Des fabricants canadiens de panneaux solaires s’opposent aux tarifs de 30% américains

L’entreprise Silfab Solar, de Mississauga, a lancé avec deux autres fabricants ontariens de panneaux solaires une poursuite contre le gouvernement américain.
Photo: La Presse canadienne Silfab Solar Inc. L’entreprise Silfab Solar, de Mississauga, a lancé avec deux autres fabricants ontariens de panneaux solaires une poursuite contre le gouvernement américain.

La décision du président américain, Donald Trump, d’imposer d’importants tarifs sur les panneaux solaires photovoltaïques canadiens à compter de ce mois-ci a lancé un nouveau conflit judiciaire qui évaluera la portée des pouvoirs du président pour faire avancer son plan consistant à prioriser les intérêts des États-Unis.

Trois fabricants ontariens ont lancé une poursuite en justice contre le gouvernement américain devant la Cour du commerce international (CIT) des États-Unis au sujet d’une proclamation présidentielle qui fait en sorte que des tarifs de 30 % sont imposés à leurs produits depuis le 7 février.

Silfab Solar, de Mississauga, Heliene, de Sault-Sainte-Marie et la filiale américaine de Canadian Solar, à Guelph, se sont alliées pour faire valoir que M. Trump a outrepassé son autorité de plusieurs façons en vertu des lois américaines. Entre autres choses, ils affirment que M. Trump n’a pas tenu compte de la position de la Commission américaine du commerce international (USITC), un organisme juridictionnel dont l’aval aurait dû être obtenu pour imposer de tels tarifs sur les importations de cellules et de panneaux solaires.

Ils jugent aussi que le président Trump a fait fi d’une exemption pour les entreprises canadiennes, en vertu de l’Accord de libre-échange nord-américain (ALENA), parce qu’elles n’ont pas porté préjudice aux fabricants américains toujours en activité. Les trois fabricants affirment que le droit américain empêche le président de « prendre des mesures de sauvegarde contre un pays de l’ALENA dans cette circonstance ».

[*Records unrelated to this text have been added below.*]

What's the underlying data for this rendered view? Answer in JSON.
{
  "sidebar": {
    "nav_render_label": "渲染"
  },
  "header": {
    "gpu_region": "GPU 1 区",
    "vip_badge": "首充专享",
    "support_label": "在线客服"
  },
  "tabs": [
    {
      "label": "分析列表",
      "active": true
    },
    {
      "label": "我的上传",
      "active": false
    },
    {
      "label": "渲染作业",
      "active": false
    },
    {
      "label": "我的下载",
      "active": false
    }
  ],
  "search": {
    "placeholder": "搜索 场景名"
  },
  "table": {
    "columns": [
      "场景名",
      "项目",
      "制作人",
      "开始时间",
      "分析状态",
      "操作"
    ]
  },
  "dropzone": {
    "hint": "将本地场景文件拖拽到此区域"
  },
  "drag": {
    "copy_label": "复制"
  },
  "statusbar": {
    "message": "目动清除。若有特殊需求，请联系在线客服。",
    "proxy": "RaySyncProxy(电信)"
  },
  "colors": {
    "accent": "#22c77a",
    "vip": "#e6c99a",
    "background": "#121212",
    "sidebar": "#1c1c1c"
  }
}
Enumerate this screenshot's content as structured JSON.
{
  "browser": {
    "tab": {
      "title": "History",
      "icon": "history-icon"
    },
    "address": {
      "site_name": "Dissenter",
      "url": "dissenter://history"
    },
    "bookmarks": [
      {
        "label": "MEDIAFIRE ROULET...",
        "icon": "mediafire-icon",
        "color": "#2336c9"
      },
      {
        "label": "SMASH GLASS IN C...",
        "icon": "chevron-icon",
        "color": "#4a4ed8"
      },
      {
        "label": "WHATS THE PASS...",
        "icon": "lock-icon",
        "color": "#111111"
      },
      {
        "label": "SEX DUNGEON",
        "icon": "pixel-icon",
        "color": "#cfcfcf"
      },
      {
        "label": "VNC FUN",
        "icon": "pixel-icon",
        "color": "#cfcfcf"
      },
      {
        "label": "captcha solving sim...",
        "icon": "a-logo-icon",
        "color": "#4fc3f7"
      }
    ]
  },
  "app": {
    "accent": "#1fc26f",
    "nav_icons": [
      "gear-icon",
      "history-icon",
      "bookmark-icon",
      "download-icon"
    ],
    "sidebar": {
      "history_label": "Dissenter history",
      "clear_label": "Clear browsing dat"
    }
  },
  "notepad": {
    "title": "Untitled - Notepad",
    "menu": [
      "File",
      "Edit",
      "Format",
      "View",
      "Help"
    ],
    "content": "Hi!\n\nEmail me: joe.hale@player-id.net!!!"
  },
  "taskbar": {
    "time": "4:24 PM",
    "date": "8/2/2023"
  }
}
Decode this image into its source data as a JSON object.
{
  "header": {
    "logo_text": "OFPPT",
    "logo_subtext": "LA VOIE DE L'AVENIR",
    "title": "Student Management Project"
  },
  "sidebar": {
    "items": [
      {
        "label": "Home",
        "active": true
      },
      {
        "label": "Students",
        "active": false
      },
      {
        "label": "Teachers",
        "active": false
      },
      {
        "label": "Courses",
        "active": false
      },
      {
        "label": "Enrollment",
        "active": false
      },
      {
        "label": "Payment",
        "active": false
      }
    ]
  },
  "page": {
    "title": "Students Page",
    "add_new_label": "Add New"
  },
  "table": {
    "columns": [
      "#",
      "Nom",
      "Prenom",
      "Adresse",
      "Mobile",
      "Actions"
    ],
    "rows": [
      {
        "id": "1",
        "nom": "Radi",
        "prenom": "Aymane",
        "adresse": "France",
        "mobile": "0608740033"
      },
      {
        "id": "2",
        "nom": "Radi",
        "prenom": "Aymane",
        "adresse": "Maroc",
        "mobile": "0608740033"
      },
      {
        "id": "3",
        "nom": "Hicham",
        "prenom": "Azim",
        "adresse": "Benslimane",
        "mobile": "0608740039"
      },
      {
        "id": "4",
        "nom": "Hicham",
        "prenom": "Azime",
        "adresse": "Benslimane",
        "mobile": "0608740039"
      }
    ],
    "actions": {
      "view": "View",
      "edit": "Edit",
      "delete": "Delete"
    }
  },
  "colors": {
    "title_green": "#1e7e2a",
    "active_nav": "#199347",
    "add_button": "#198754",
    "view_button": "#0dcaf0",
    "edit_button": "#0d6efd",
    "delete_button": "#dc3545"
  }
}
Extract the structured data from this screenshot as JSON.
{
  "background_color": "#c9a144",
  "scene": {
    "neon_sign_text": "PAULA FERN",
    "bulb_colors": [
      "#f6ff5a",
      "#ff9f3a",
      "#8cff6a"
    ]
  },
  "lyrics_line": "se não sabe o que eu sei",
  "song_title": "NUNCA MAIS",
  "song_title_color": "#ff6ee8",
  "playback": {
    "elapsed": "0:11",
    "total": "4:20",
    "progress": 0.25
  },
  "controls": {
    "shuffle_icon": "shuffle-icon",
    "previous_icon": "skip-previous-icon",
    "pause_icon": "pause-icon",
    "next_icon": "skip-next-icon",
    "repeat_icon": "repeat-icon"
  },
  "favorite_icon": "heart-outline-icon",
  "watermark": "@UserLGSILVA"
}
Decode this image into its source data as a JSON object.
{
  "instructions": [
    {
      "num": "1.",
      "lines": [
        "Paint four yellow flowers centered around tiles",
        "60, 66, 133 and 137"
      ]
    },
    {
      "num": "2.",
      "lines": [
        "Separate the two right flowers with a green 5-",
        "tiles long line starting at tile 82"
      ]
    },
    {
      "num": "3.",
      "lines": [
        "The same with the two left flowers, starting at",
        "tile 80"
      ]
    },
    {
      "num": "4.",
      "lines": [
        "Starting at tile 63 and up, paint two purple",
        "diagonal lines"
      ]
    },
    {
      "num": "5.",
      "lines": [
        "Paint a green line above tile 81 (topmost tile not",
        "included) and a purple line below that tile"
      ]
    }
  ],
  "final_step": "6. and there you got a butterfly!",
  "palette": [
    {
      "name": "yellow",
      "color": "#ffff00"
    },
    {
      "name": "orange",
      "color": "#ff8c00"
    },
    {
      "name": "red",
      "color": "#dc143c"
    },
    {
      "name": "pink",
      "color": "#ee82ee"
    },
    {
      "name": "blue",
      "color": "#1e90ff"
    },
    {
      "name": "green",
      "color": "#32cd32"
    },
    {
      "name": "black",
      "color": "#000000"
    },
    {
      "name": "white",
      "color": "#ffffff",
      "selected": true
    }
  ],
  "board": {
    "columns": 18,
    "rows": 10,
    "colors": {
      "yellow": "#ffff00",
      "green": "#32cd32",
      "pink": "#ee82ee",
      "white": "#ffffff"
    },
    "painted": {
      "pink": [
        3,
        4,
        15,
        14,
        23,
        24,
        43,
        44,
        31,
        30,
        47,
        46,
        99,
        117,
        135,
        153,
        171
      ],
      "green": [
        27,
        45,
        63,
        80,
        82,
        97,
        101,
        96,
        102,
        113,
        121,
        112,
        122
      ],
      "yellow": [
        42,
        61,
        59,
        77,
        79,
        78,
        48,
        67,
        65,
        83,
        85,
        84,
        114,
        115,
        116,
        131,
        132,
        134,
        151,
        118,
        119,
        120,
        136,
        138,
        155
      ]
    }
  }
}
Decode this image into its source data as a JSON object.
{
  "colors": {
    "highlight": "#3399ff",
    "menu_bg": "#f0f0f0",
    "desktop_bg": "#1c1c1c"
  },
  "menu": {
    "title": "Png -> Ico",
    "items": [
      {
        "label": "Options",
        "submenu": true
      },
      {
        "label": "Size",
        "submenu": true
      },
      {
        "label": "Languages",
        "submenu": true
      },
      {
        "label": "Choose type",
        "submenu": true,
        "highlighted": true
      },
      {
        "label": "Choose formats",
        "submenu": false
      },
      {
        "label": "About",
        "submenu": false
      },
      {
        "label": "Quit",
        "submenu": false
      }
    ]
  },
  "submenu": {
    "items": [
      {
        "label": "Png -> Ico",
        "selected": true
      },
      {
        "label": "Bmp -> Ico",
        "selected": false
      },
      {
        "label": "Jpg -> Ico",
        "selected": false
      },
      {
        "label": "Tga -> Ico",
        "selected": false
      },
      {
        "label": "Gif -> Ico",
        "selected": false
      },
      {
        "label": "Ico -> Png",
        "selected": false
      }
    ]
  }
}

Le gouvernement Trump devait déposer sa défense mardi, comme l’a ordonné le juge en chef de la CIT, Timothy Stanceu, qui supervise cette affaire à New York.

La décision de M. Trump a l’appui de SolarWorld Americas, de Portland, en Oregon. Cette entreprise est l’une de celles qui ont forcé l’USITC à ouvrir une enquête l’an dernier, laquelle a conclu que le président n’avait pas l’autorité requise pour imposer les tarifs. « SolarWorld est le dernier producteur américain de cellules solaires toujours en activité aux États-Unis ; les autres producteurs américains de cellules ont été forcés de cesser leurs activités en raison des importations étrangères », a indiqué l’avocat de SolarWorld dans un document présenté à la cour.

Selon les Canadiens, l’USITC a conclu, l’an dernier, que les cellules et panneaux solaires en provenance du Canada ne représentaient qu’environ 2 % des cellules photovoltaïques de silicium cristallin utilisées aux États-Unis. Les fabricants canadiens affirment en outre que la commission a indiqué que les importations canadiennes n’atteignaient pas le seuil qui permettrait aux États-Unis d’inclure un pays de l’ALENA dans les mesures générales du président contre les importations de cellules et les panneaux photovoltaïques.